There are a number of options available for investing in mutual funds and one of them is SIP (Systematic Investment Plan). SIP is a mode of investment in mutual funds which lets you start by investing a small amount of money periodically instead of lump sums at regular intervals like weekly, monthly or quarterly.
In SIP (Systematic Investment Plans), a fixed amount of money is debited from the investor’s bank account periodically and invested in a specified mutual fund. The investor is allocated an equivalent number of units according to the current NAV (Net asset value). Every time a sum is invested, more units are added to the investors account.
This method is becoming popular among the investors because of possibility to earn high returns with lower risk profile. Here we are with four reasons as to why SIP is a good option for investing:
The discipline involved in investing through SIP keeps you controlled from aggressive investing. Through disciplined, regular investments you can stop worrying about when and how much to invest. In a way, it eliminates the need to actively tracking the market.
2.Rupee Cost Averaging
Timing the market is a hectic task. While investing through SIP, the investor does not have to worry about where share prices or interest are headed. Once the mechanism is set-up, fixed amount will be deducted from your account with more units being bought in a declining market and fewer units in a rising market. Although SIP does not guarantee a profit, it can go a long way in minimizing the effects of investing in volatile markets.

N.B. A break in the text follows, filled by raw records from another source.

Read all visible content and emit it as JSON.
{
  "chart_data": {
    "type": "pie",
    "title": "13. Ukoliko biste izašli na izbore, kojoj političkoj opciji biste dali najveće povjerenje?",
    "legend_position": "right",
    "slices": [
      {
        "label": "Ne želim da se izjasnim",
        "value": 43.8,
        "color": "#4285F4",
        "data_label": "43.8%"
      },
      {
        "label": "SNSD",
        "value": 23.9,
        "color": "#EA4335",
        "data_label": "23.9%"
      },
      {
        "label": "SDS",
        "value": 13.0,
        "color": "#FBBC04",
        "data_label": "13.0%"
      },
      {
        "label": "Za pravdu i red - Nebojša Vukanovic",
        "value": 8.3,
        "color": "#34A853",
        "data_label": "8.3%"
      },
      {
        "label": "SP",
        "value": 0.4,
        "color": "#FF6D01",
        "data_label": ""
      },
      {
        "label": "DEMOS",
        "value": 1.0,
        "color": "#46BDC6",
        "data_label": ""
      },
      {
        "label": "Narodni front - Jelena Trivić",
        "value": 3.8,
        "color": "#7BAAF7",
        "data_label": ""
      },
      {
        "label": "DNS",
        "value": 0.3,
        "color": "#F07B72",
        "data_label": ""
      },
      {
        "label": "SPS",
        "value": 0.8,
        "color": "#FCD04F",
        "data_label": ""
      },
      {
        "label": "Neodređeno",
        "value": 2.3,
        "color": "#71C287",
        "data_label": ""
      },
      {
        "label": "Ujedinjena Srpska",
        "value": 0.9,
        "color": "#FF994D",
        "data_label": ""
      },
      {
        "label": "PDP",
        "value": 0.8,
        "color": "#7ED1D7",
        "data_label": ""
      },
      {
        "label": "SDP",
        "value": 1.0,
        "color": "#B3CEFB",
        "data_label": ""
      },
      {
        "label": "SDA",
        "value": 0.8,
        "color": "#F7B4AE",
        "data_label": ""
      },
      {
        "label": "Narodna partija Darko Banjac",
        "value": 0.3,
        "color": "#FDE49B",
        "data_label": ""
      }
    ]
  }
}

3.Support open-ended funds
SIPs are done in open-ended funds where the investors can invest and take out the money anytime. The price at which shares in an open-ended fund are issued or can be redeemed will vary in proportion to the net asset value of the fund, and therefore directly reflects the fund’s performance.
4.Power of Saving
The key to building wealth is to start investing early and to keep investing regularly. The longer one delays in investing, the greater the financial burden to meet desired goals. Saving a small sum of money regularly at an early age makes money work with significant impact on wealth accumulation.